Grilled Fish Tacos with Mango Salsa Verde

  • 2 Tilapia Fillets
  • 1 cup orange juice
  • 1/2 lime, juiced
  • 1 tbs cumin
  • salt & pepper
  • 4 tomatillos,
  • 2 garlic cloves
  • 1/2 onion, rough chopped
  • 1/2 cup cilantro
  • 1 mango, peeled
  • 1/2 lime, juiced
  • 1 jalapeno, rough chopped
  • corn tortillas.
  • shredded carrots
  • shredded red cabbage

Directions:

  1. Clean tilapia fillets. To make marinade, add orange juice, lime juice, cumin, salt & pepper to a ziplock bag. Put fish into bag and let it sit for 15 minutes. I like to grill delicate fish on top of tin foil.

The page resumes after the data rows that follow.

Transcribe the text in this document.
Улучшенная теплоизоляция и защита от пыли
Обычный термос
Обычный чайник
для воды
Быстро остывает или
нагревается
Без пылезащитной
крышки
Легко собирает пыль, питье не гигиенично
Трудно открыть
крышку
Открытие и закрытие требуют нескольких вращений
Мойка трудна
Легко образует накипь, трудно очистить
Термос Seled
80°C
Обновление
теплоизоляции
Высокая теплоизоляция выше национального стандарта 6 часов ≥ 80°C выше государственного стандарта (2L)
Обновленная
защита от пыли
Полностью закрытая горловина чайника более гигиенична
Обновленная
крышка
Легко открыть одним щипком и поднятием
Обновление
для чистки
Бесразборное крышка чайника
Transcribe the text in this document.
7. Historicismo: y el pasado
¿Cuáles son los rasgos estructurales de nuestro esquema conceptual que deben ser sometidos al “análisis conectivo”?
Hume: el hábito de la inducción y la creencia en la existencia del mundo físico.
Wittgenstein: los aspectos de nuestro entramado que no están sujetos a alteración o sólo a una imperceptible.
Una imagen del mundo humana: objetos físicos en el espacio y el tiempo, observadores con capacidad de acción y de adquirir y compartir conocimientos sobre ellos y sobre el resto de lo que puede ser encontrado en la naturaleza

If you do this, be sure to spray cooking oil on the tin foil so the fish doesn’t stick.
  2. To make salsa – remove skin of tomatillos. Be sure to clean the sticky skin. In a pot of boiling water, add tomatillos and cook for 5-10 minutes. The tomatillos should be soft but not mushy. Add cooked tomatillos, garlic, cilantro, mango, lime juice and jalapeno to a blender or food processor. Blend until you have a salsa consistency you prefer. Taste, season with salt & pepper if needed.
  3. When fish is finished cooking (should take under 10 minutes), flake fish. Warm tortilla in the microwave or over a gas flame. Add fish to tortilla. Top with salsa, carrots and cabbage.

Spring Chicken?!?!!

7 Mar

Dear Mother Nature,

I want to thank you for this mild winter. It’s been relatively painless. Not a lot of snow, not too cold. And over the past two days, 70 degree weather. It blows my mind and I’m still not doubting the chance I can be bamboozled. Is this winters’ weather too good to be true??!!

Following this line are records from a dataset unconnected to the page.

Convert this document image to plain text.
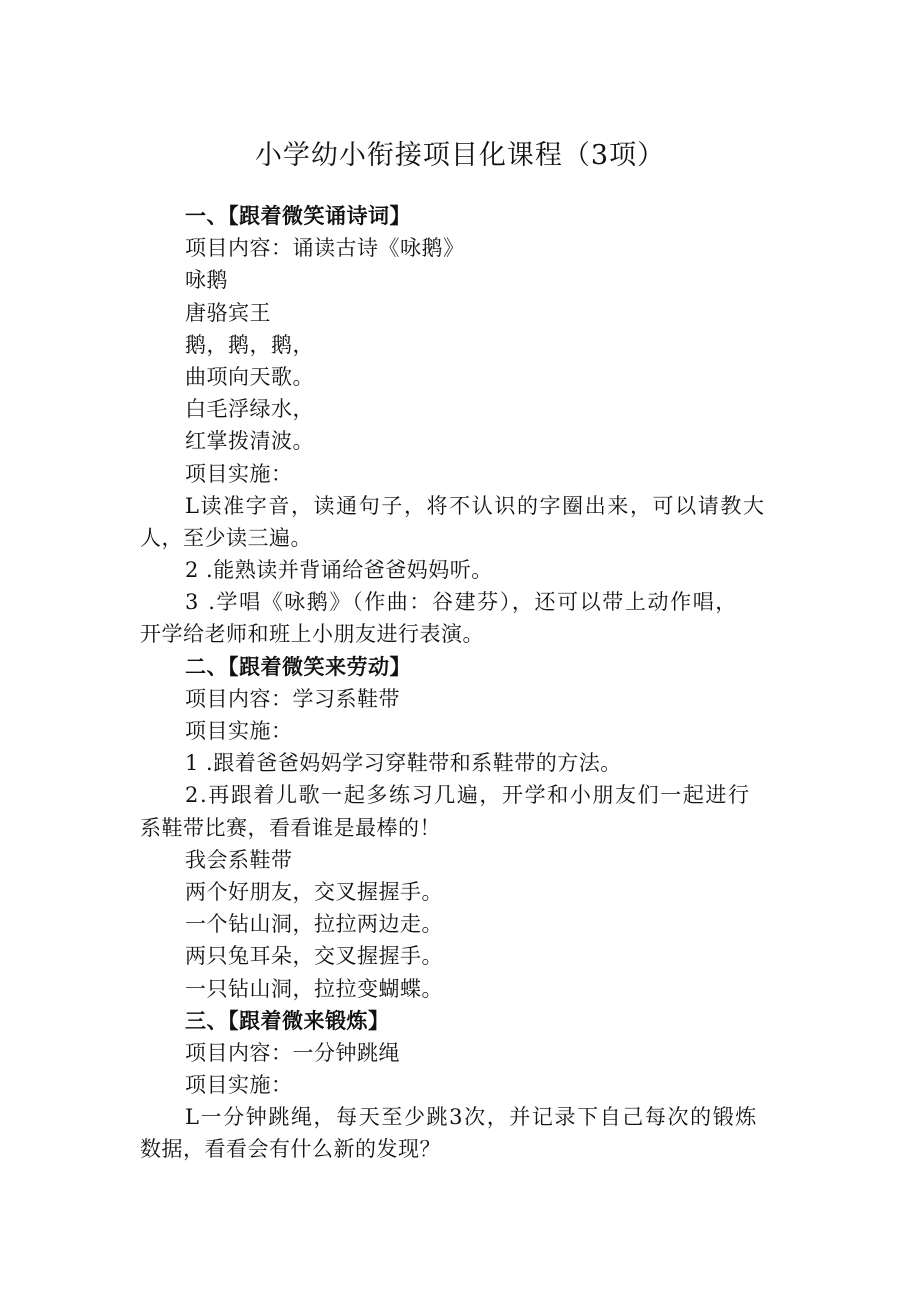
小学幼小衔接项目化课程（3项）
一、【跟着微笑诵诗词】
项目内容：诵读古诗《咏鹅》
咏鹅
唐骆宾王
鹅，鹅，鹅，
曲项向天歌。
白毛浮绿水，
红掌拨清波。
项目实施：
L读准字音，读通句子，将不认识的字圈出来，可以请教大
人，至少读三遍。
2 .能熟读并背诵给爸爸妈妈听。
3 .学唱《咏鹅》（作曲：谷建芬），还可以带上动作唱，
开学给老师和班上小朋友进行表演。
二、【跟着微笑来劳动】
项目内容：学习系鞋带
项目实施：
1 .跟着爸爸妈妈学习穿鞋带和系鞋带的方法。
2.再跟着儿歌一起多练习几遍，开学和小朋友们一起进行
系鞋带比赛，看看谁是最棒的！
我会系鞋带
两个好朋友，交叉握握手。
一个钻山洞，拉拉两边走。
两只兔耳朵，交叉握握手。
一只钻山洞，拉拉变蝴蝶。
三、【跟着微来锻炼】
项目内容：一分钟跳绳
项目实施：
L一分钟跳绳，每天至少跳3次，并记录下自己每次的锻炼
数据，看看会有什么新的发现？
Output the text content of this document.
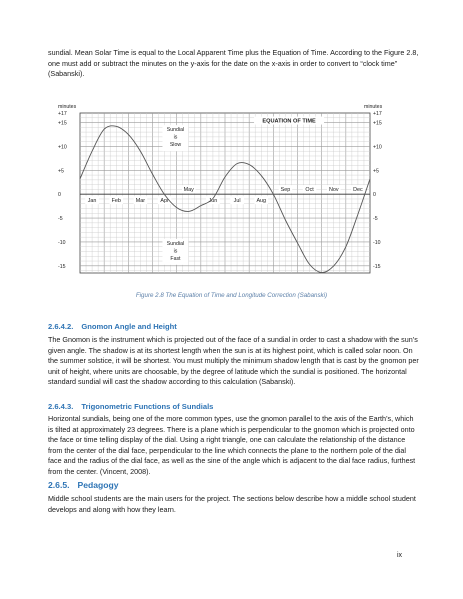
sundial. Mean Solar Time is equal to the Local Apparent Time plus the Equation of Time. According to the Figure 2.8, one must add or subtract the minutes on the y-axis for the date on the x-axis in order to convert to “clock time” (Sabanski).

+17	+17
+15	+15
+10	+10
+5	+5
0	0
-5	-5
-10	-10
-15	-15
minutes	minutes
Jan	Feb	Mar	Apr	Jun	Jul	Aug
May	Sep	Oct	Nov	Dec
EQUATION OF TIME
Sundial
is
Slow
Sundial
is
Fast
Figure 2.8 The Equation of Time and Longitude Correction (Sabanski)
2.6.4.2. Gnomon Angle and Height

The Gnomon is the instrument which is projected out of the face of a sundial in order to cast a shadow with the sun’s given angle. The shadow is at its shortest length when the sun is at its highest point, which is called solar noon. On the summer solstice, it will be shortest. You must multiply the minimum shadow length that is cast by the gnomon per unit of height, where units are choosable, by the degree of latitude which the sundial is positioned. The horizontal standard sundial will cast the shadow according to this calculation (Sabanski).

2.6.4.3. Trigonometric Functions of Sundials

Horizontal sundials, being one of the more common types, use the gnomon parallel to the axis of the Earth’s, which is tilted at approximately 23 degrees. There is a plane which is perpendicular to the gnomon which is projected onto the face or time telling display of the dial. Using a right triangle, one can calculate the relationship of the distance from the center of the dial face, perpendicular to the line which connects the plane to the northern pole of the dial face and the radius of the dial face, as well as the sine of the angle which is adjacent to the dial face radius, furthest from the center. (Vincent, 2008).

2.6.5. Pedagogy

Middle school students are the main users for the project. The sections below describe how a middle school student develops and along with how they learn.

ix
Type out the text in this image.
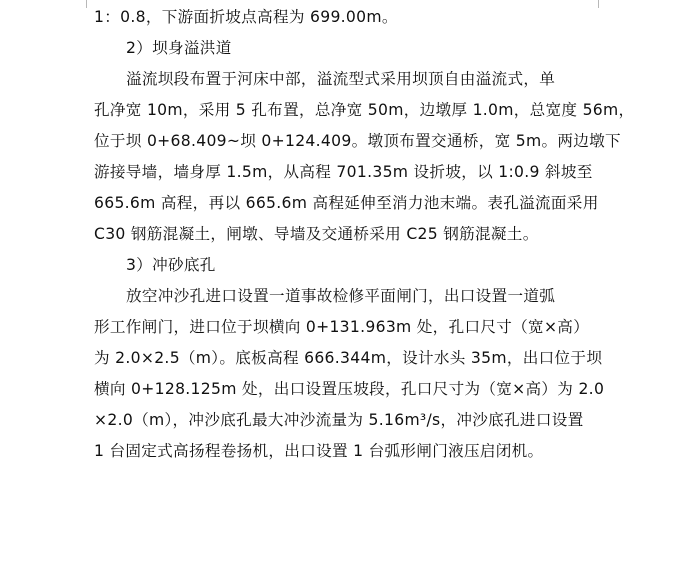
1：0.8，下游面折坡点高程为 699.00m。
2）坝身溢洪道
溢流坝段布置于河床中部，溢流型式采用坝顶自由溢流式，单
孔净宽 10m，采用 5 孔布置，总净宽 50m，边墩厚 1.0m，总宽度 56m，
位于坝 0+68.409~坝 0+124.409。墩顶布置交通桥，宽 5m。两边墩下
游接导墙，墙身厚 1.5m，从高程 701.35m 设折坡，以 1:0.9 斜坡至
665.6m 高程，再以 665.6m 高程延伸至消力池末端。表孔溢流面采用
C30 钢筋混凝土，闸墩、导墙及交通桥采用 C25 钢筋混凝土。
3）冲砂底孔
放空冲沙孔进口设置一道事故检修平面闸门，出口设置一道弧
形工作闸门，进口位于坝横向 0+131.963m 处，孔口尺寸（宽×高）
为 2.0×2.5（m）。底板高程 666.344m，设计水头 35m，出口位于坝
横向 0+128.125m 处，出口设置压坡段，孔口尺寸为（宽×高）为 2.0
×2.0（m），冲沙底孔最大冲沙流量为 5.16m³/s，冲沙底孔进口设置
1 台固定式高扬程卷扬机，出口设置 1 台弧形闸门液压启闭机。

Please don’t be playing a trick on me. Do you know what I did on March 6th?? Used this bad boy.

Mr. Brinkman is ready to make a full push back into my life and I can’t tell him no. Afterall, I barely used him last summer… but you’d never know b/c I forgot to clean him at the end of the season. (I was busy & distracted.) However, that didn’t stop Mr. Brinkman. He stepped up and grilled the heck out of some marinated chicken thighs.

Mother Nature, I know you’ve done crazy things. Chicago is the only place where you can experience all four seasons in one day. But just the thought of Spring so early in the year brings so smiles. I might have said some nasty things about you in the past… so to make amends, I’d like you think of this Spring Chicken meal as a token of my appreciation. Orange marinated chicken, bright-colored veggies and brown rice — it’s the perfect dish to make you feel like Spring is here to stay.

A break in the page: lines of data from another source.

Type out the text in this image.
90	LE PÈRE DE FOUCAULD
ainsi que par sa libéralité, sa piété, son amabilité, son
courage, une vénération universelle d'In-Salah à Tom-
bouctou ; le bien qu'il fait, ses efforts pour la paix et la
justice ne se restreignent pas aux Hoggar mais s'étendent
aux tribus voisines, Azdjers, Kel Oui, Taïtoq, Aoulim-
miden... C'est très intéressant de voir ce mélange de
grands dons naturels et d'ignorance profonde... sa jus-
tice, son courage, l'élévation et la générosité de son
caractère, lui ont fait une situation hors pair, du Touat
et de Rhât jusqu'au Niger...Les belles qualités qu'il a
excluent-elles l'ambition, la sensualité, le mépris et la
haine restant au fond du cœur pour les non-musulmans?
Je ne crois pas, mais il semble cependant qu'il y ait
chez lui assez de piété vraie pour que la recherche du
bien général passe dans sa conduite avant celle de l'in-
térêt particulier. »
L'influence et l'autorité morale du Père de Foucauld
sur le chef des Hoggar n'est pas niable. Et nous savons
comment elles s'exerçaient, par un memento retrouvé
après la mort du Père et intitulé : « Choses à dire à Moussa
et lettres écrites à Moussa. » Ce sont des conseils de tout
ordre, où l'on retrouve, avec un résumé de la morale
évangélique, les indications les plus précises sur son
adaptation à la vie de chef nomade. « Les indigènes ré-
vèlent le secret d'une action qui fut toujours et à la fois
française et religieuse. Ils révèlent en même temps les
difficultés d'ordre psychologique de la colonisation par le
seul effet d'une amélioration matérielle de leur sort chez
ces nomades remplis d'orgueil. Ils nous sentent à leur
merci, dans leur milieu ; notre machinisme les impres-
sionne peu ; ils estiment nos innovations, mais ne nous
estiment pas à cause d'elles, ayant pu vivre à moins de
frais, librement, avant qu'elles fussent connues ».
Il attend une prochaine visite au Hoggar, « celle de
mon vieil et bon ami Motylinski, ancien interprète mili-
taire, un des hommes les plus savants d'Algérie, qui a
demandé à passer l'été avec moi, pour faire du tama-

Now, if there is something you can do to fix all this wind, my hair would greatly appreciate it. I hate it when it gets stuck in my lip gloss.

Lots o’ love!

Meghan

Orange Chicken – “Spring Chicken” Meal

  • 3/4 cup orange juice
  • 1/4 cup orange marmalade
  • 1/4 balsamic vinegar
  • 1 tbs. oregano, chopped
  • 1 tbs. rosemary, chopped
  • 1 tbs. thyme, chopped
  • 1/4 tsp sriracha
  • 2 lbs boneless chicken thighs, skin removed
  • Salt & Pepper
  • 2 tsp olive oil
  • 1 green pepper, diced
  • 1 red pepper, diced
  • 4 green onion, sliced thick
  • 3 garlic cloves, minced
  • 1 head of brocoli, stems removed
  • 1/2 cup shredded carrots
  • 3 cups rice, cooked

Directions:

1. In small sauce pot combine orange juice, marmalade, vinegar, chopped herbs and sriracha. Bring mixture to a boil, then reduce heat to low and simmer 10 minutes or until it starts to thicken.

2.Pre-heat grill. (Make sure you spray it with cooking spray BEFORE you light it!) Season chicken with salt & pepper and a couple spoonfuls of the orange glaze. Work it into the chicken.

3. In a heated wok, add oil & all of the veggies and garlic except for the shredded carrots. Cook for 3-5 minutes. (I like my veggies to still have some bite, cook longer if you like them softer. Add carrots the last minute. Remove for heat & set aside.

4. Grill chicken thighs 6-7 minutes per side. Brush chicken with glaze during cooking.

5. To make your spring dinner plate, first put a heaping spoonful of rice on your plate. Top with veggies and then chicken. Drizzle orange glaze all over your meal!